Tutto ciò influenzerà molto il lavoro delle squadre: dal semplice fatto che le vetture occuperanno più spazio nei box alle operazioni di pit-stop, durante le quali i meccanici dovranno abituarsi a sollevare ruote più grandi e pesanti. Senza parlare del maggiore sforzo fisico che i piloti dovranno fare per guidare questi mostri che, per gli appassionati della F1 d’un tempo, rievocheranno le vetture anni ’80. Dalle foto si può apprezzare la differenza di dimensione fra gli pneumatici 2017 e 2016: i primi sono stati impilati partendo dalle gomme anteriori, mentre i secondi dalle posteriori.


(Da sinistra: pneumatici 2017 e 2016 a confronto; pit-stop practice con gomme nuove)
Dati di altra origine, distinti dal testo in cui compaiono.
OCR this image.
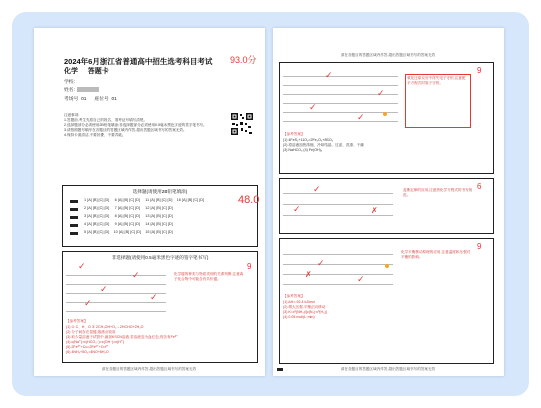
2024年6月浙江省普通高中招生选考科目考试
化学 答题卡
93.0分
学校:
姓名:
考场号 01 座位号 01
注意事项:
1.答题前,考生先将自己的姓名、准考证号填写清楚。
2.选择题部分必须使用2B铅笔填涂;非选择题部分必须使用0.5毫米黑色字迹的签字笔书写。
3.请按照题号顺序在各题目的答题区域内作答,超出答题区域书写的答案无效。
4.保持卡面清洁,不要折叠、不要弄破。
选择题(请使用2B铅笔填涂)
1 [A] [B] [C] [D] 6 [A] [B] [C] [D] 11 [A] [B] [C] [D] 16 [A] [B] [C] [D]
2 [A] [B] [C] [D] 7 [A] [B] [C] [D] 12 [A] [B] [C] [D]
3 [A] [B] [C] [D] 8 [A] [B] [C] [D] 13 [A] [B] [C] [D]
4 [A] [B] [C] [D] 9 [A] [B] [C] [D] 14 [A] [B] [C] [D]
5 [A] [B] [C] [D] 10 [A] [B] [C] [D] 15 [A] [B] [C] [D]
48.0
非选择题(请使用0.5毫米黑色字迹的签字笔书写)
9
✓
✓
✓
✓
✓
化学键的种类与物质类别的关系判断,注意离子化合物中可能含有共价键。
【参考答案】
(1) ① C、H、O ② 2CH₃OH+O₂→2HCHO+2H₂O
(2) 分子间存在氢键,熔沸点较高
(3) 取少量溶液于试管中,滴加KSCN溶液,若溶液变为血红色,则含有Fe³⁺
(4) c(Na⁺)>c(HCO₃⁻)>c(OH⁻)>c(H⁺)
(5) 2Fe³⁺+Cu=2Fe²⁺+Cu²⁺
(6) 4NH₃+5O₂=4NO+6H₂O
请在各题目的答题区域内作答,超出答题区域书写的答案无效
请在各题目的答题区域内作答,超出答题区域书写的答案无效
9
✓
✓
✓
✓
氧化还原反应中得失电子守恒,注意配平方程式时原子守恒。
【参考答案】
(1) 4FeS₂+11O₂=2Fe₂O₃+8SO₂
(2) 将溶液加热浓缩、冷却结晶、过滤、洗涤、干燥
(3) NaHCO₃ (4) Fe(OH)₃
6
✓
✓	✗
盖斯定律的应用,注意热化学方程式的书写规范。
9
✓
✗	✓
化学平衡移动原理的应用,注意温度和压强对平衡的影响。
【参考答案】
(1) ΔH=-92.4 kJ/mol
(2) 增大压强,平衡正向移动
(3) K=c²(NH₃)/[c(N₂)·c³(H₂)]
(4) 0.05 mol/(L·min)
请在各题目的答题区域内作答,超出答题区域书写的答案无效
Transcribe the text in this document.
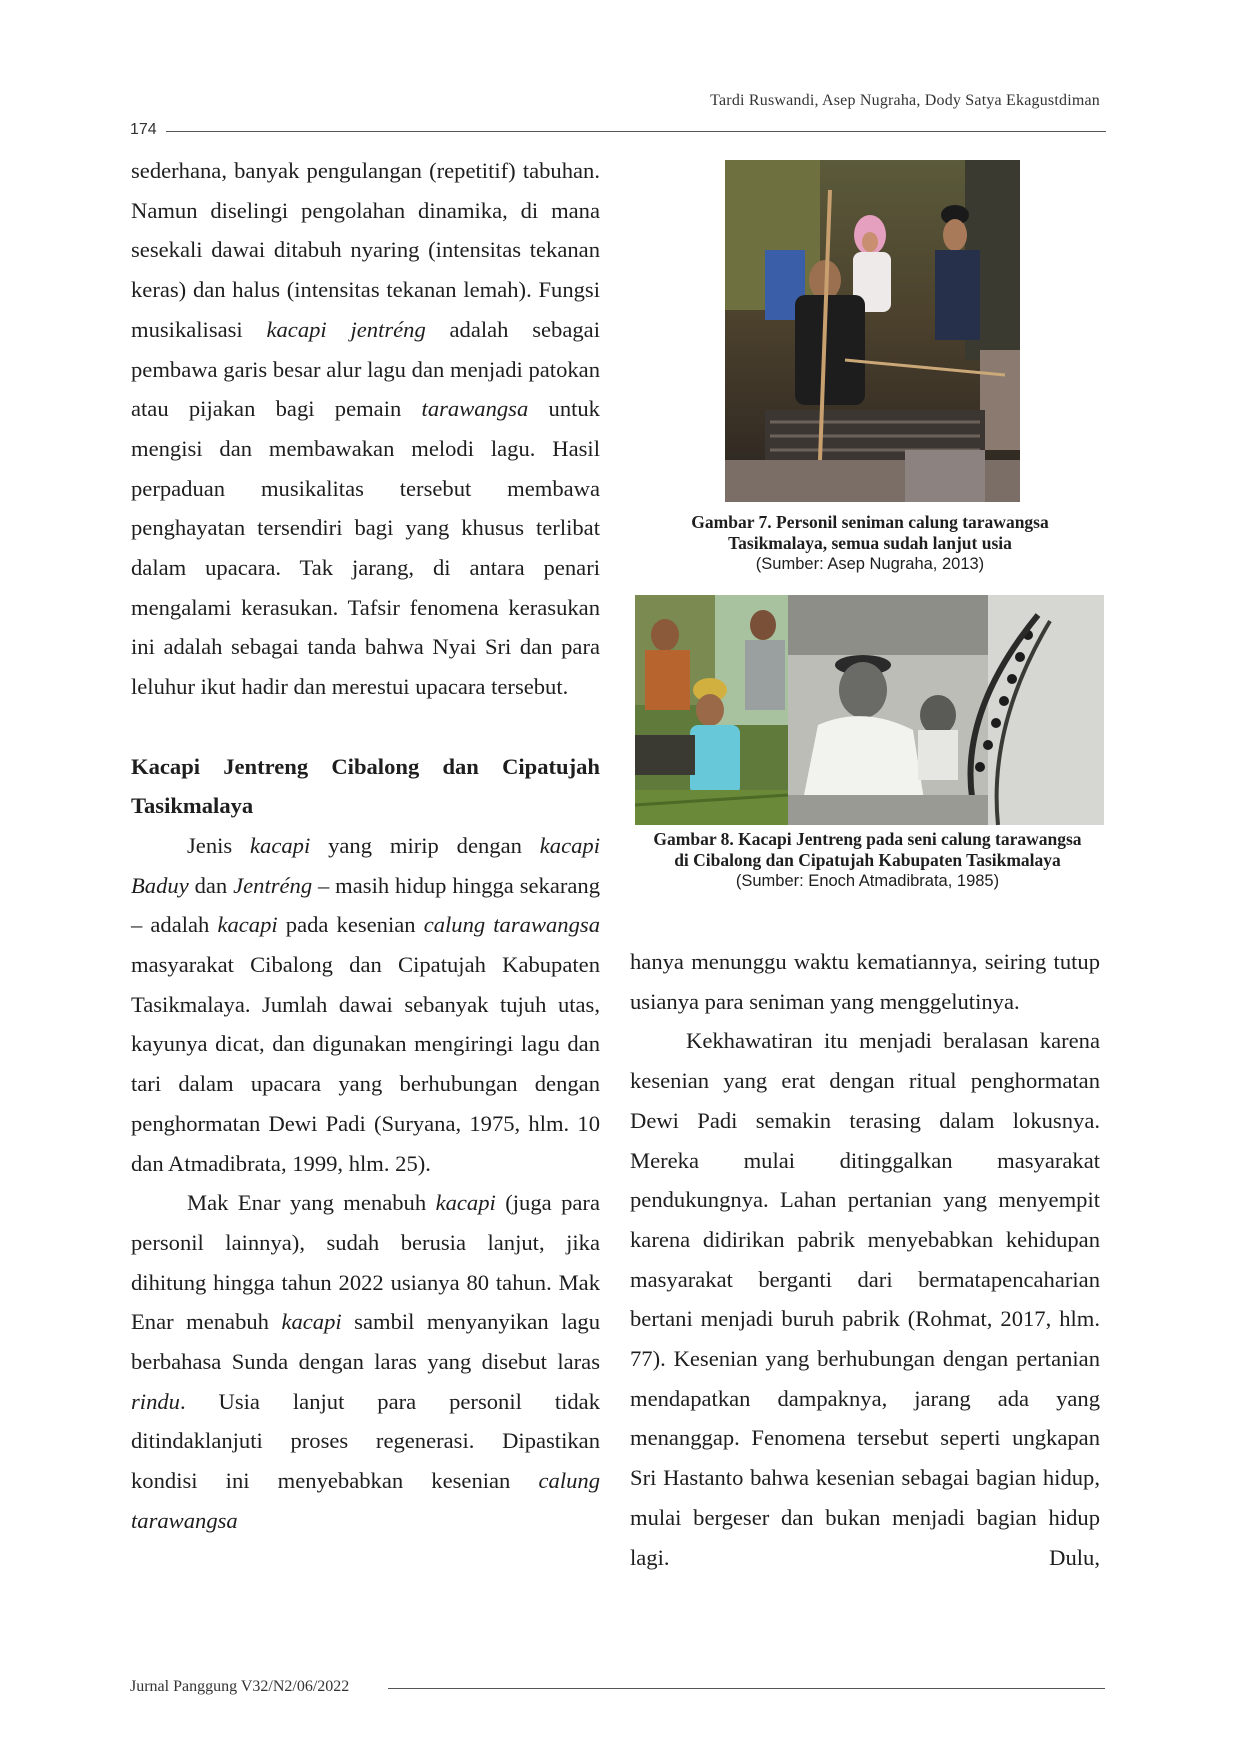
Tardi Ruswandi, Asep Nugraha, Dody Satya Ekagustdiman
174

sederhana, banyak pengulangan (repetitif) tabuhan. Namun diselingi pengolahan dinamika, di mana sesekali dawai ditabuh nyaring (intensitas tekanan keras) dan halus (intensitas tekanan lemah). Fungsi musikalisasi kacapi jentréng adalah sebagai pembawa garis besar alur lagu dan menjadi patokan atau pijakan bagi pemain tarawangsa untuk mengisi dan membawakan melodi lagu. Hasil perpaduan musikalitas tersebut membawa penghayatan tersendiri bagi yang khusus terlibat dalam upacara. Tak jarang, di antara penari mengalami kerasukan. Tafsir fenomena kerasukan ini adalah sebagai tanda bahwa Nyai Sri dan para leluhur ikut hadir dan merestui upacara tersebut.

Kacapi Jentreng Cibalong dan Cipatujah Tasikmalaya

Jenis kacapi yang mirip dengan kacapi Baduy dan Jentréng – masih hidup hingga sekarang – adalah kacapi pada kesenian calung tarawangsa masyarakat Cibalong dan Cipatujah Kabupaten Tasikmalaya. Jumlah dawai sebanyak tujuh utas, kayunya dicat, dan digunakan mengiringi lagu dan tari dalam upacara yang berhubungan dengan penghormatan Dewi Padi (Suryana, 1975, hlm. 10 dan Atmadibrata, 1999, hlm. 25).

Mak Enar yang menabuh kacapi (juga para personil lainnya), sudah berusia lanjut, jika dihitung hingga tahun 2022 usianya 80 tahun. Mak Enar menabuh kacapi sambil menyanyikan lagu berbahasa Sunda dengan laras yang disebut laras rindu. Usia lanjut para personil tidak ditindaklanjuti proses regenerasi. Dipastikan kondisi ini menyebabkan kesenian calung tarawangsa

Gambar 7. Personil seniman calung tarawangsa Tasikmalaya, semua sudah lanjut usia
(Sumber: Asep Nugraha, 2013)
Gambar 8. Kacapi Jentreng pada seni calung tarawangsa di Cibalong dan Cipatujah Kabupaten Tasikmalaya
(Sumber: Enoch Atmadibrata, 1985)

hanya menunggu waktu kematiannya, seiring tutup usianya para seniman yang menggelutinya.

Kekhawatiran itu menjadi beralasan karena kesenian yang erat dengan ritual penghormatan Dewi Padi semakin terasing dalam lokusnya. Mereka mulai ditinggalkan masyarakat pendukungnya. Lahan pertanian yang menyempit karena didirikan pabrik menyebabkan kehidupan masyarakat berganti dari bermatapencaharian bertani menjadi buruh pabrik (Rohmat, 2017, hlm. 77). Kesenian yang berhubungan dengan pertanian mendapatkan dampaknya, jarang ada yang menanggap. Fenomena tersebut seperti ungkapan Sri Hastanto bahwa kesenian sebagai bagian hidup, mulai bergeser dan bukan menjadi bagian hidup lagi. Dulu,

Jurnal Panggung V32/N2/06/2022
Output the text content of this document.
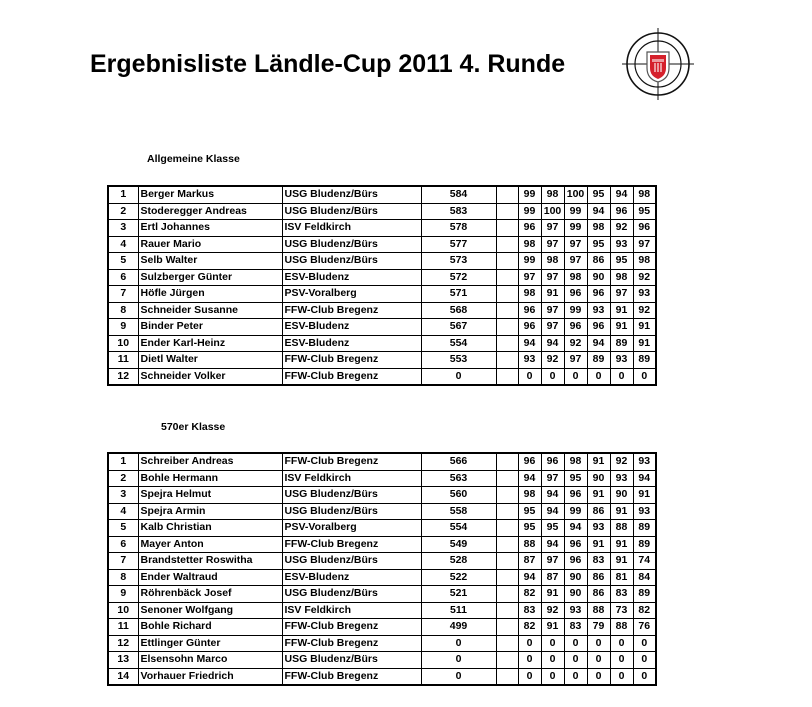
Ergebnisliste Ländle-Cup 2011 4. Runde
Allgemeine Klasse
1	Berger Markus	USG Bludenz/Bürs	584		99	98	100	95	94	98
2	Stoderegger Andreas	USG Bludenz/Bürs	583		99	100	99	94	96	95
3	Ertl Johannes	ISV Feldkirch	578		96	97	99	98	92	96
4	Rauer Mario	USG Bludenz/Bürs	577		98	97	97	95	93	97
5	Selb Walter	USG Bludenz/Bürs	573		99	98	97	86	95	98
6	Sulzberger Günter	ESV-Bludenz	572		97	97	98	90	98	92
7	Höfle Jürgen	PSV-Voralberg	571		98	91	96	96	97	93
8	Schneider Susanne	FFW-Club Bregenz	568		96	97	99	93	91	92
9	Binder Peter	ESV-Bludenz	567		96	97	96	96	91	91
10	Ender Karl-Heinz	ESV-Bludenz	554		94	94	92	94	89	91
11	Dietl Walter	FFW-Club Bregenz	553		93	92	97	89	93	89
12	Schneider Volker	FFW-Club Bregenz	0		0	0	0	0	0	0
570er Klasse
1	Schreiber Andreas	FFW-Club Bregenz	566		96	96	98	91	92	93
2	Bohle Hermann	ISV Feldkirch	563		94	97	95	90	93	94
3	Spejra Helmut	USG Bludenz/Bürs	560		98	94	96	91	90	91
4	Spejra Armin	USG Bludenz/Bürs	558		95	94	99	86	91	93
5	Kalb Christian	PSV-Voralberg	554		95	95	94	93	88	89
6	Mayer Anton	FFW-Club Bregenz	549		88	94	96	91	91	89
7	Brandstetter Roswitha	USG Bludenz/Bürs	528		87	97	96	83	91	74
8	Ender Waltraud	ESV-Bludenz	522		94	87	90	86	81	84
9	Röhrenbäck Josef	USG Bludenz/Bürs	521		82	91	90	86	83	89
10	Senoner Wolfgang	ISV Feldkirch	511		83	92	93	88	73	82
11	Bohle Richard	FFW-Club Bregenz	499		82	91	83	79	88	76
12	Ettlinger Günter	FFW-Club Bregenz	0		0	0	0	0	0	0
13	Elsensohn Marco	USG Bludenz/Bürs	0		0	0	0	0	0	0
14	Vorhauer Friedrich	FFW-Club Bregenz	0		0	0	0	0	0	0
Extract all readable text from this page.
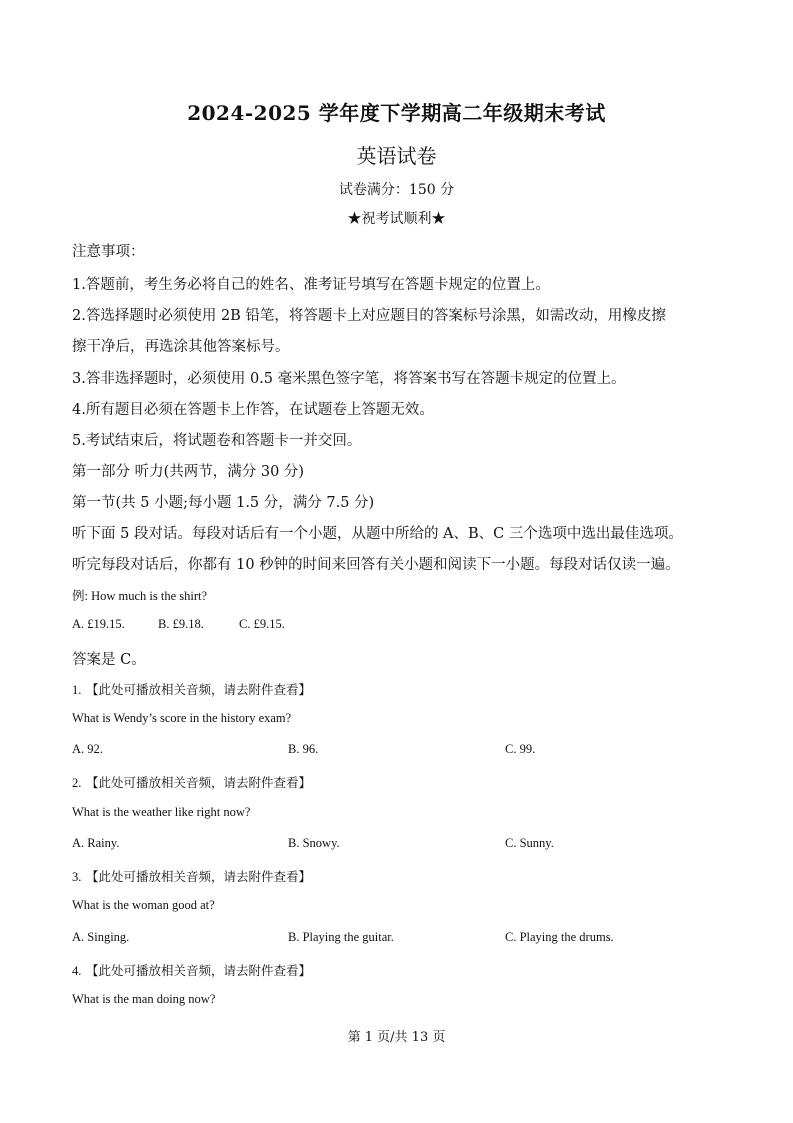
2024-2025 学年度下学期高二年级期末考试
英语试卷
试卷满分：150 分
★祝考试顺利★
注意事项：
1.答题前，考生务必将自己的姓名、准考证号填写在答题卡规定的位置上。
2.答选择题时必须使用 2B 铅笔，将答题卡上对应题目的答案标号涂黑，如需改动，用橡皮擦
擦干净后，再选涂其他答案标号。
3.答非选择题时，必须使用 0.5 毫米黑色签字笔，将答案书写在答题卡规定的位置上。
4.所有题目必须在答题卡上作答，在试题卷上答题无效。
5.考试结束后，将试题卷和答题卡一并交回。
第一部分 听力(共两节，满分 30 分)
第一节(共 5 小题;每小题 1.5 分，满分 7.5 分)
听下面 5 段对话。每段对话后有一个小题，从题中所给的 A、B、C 三个选项中选出最佳选项。
听完每段对话后，你都有 10 秒钟的时间来回答有关小题和阅读下一小题。每段对话仅读一遍。
例: How much is the shirt?
A. £19.15.	B. £9.18.	C. £9.15.
答案是 C。
1. 【此处可播放相关音频，请去附件查看】
What is Wendy’s score in the history exam?
A. 92.	B. 96.	C. 99.
2. 【此处可播放相关音频，请去附件查看】
What is the weather like right now?
A. Rainy.	B. Snowy.	C. Sunny.
3. 【此处可播放相关音频，请去附件查看】
What is the woman good at?
A. Singing.	B. Playing the guitar.	C. Playing the drums.
4. 【此处可播放相关音频，请去附件查看】
What is the man doing now?
第 1 页/共 13 页
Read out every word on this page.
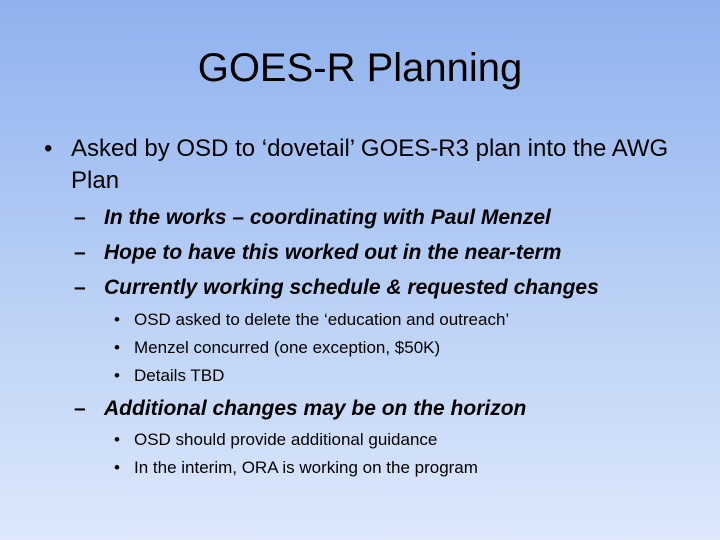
GOES-R Planning
• Asked by OSD to ‘dovetail’ GOES-R3 plan into the AWG Plan
– In the works – coordinating with Paul Menzel
– Hope to have this worked out in the near-term
– Currently working schedule & requested changes
• OSD asked to delete the ‘education and outreach’
• Menzel concurred (one exception, $50K)
• Details TBD
– Additional changes may be on the horizon
• OSD should provide additional guidance
• In the interim, ORA is working on the program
Inoltre, l’aumento delle dimensioni delle nostre auto ha avuto anche altri effetti collaterali. In particolare legati alla necessità di dotarsi di nuovi imballi e contenitori per tutto il materiale: dal telaio alle ali, dal fondo ai cerchioni. La maggior parte del nuovo equipaggiamento è necessario per il trasporto aereo, perché avere a che fare con vettura e componenti più grandi è un po’ meno complesso invece per la logistica durante le corse europee, anche se abbiamo dovuto comunque modificare i camion per far fronte alle nuove necessità. Per il trasporto marittimo e aereo abbiamo dovuto acquistare nuove casse. In primo luogo, abbiamo costruito nuove gabbie in alluminio per il trasporto dei telai. Anche i musetti hanno nuovi box, con differenti punti di ancoraggio. Abbiamo dovuto rifare le casse che contengono i cerchi per far fronte alla maggiore larghezza e, per inciso, abbiamo anche dovuto prendere termocoperte più grandi.

Anche altre apparecchiature in garage sono state modificate, come i carrelli per il trasporto delle componenti della carrozzeria o quelli, completamente nuovi, per trasferire cerchi e pneumatici dall’area Pirelli, nel paddock, fino al nostro garage e magazzino. Nonostante non ci siano cambiamenti regolamentari che interessano le power unit, a seguito del nostro passaggio alla motorizzazione Renault, anche in questo campo siamo intervenuti con nuovi supporti. Tenendo conto che i garage dei 20 circuiti del calendario di F1 non sono cambiati rispetto allo scorso anno, abbiamo ridisegnato il layout dei nostri box per ottimizzare il prezioso spazio intorno alle nostre macchine, così da far lavorare i meccanici in maniera confortevole, nonostante il grande ingombro delle due STR12. Infine, il kit che utilizziamo per verificare che le nostre vetture siano in linea con le misure regolamentari è stato aggiornato alle nuove dimensioni, in particolar modo i modelli usati per verificare le dimensioni delle ali anteriori, posteriori e del fondo.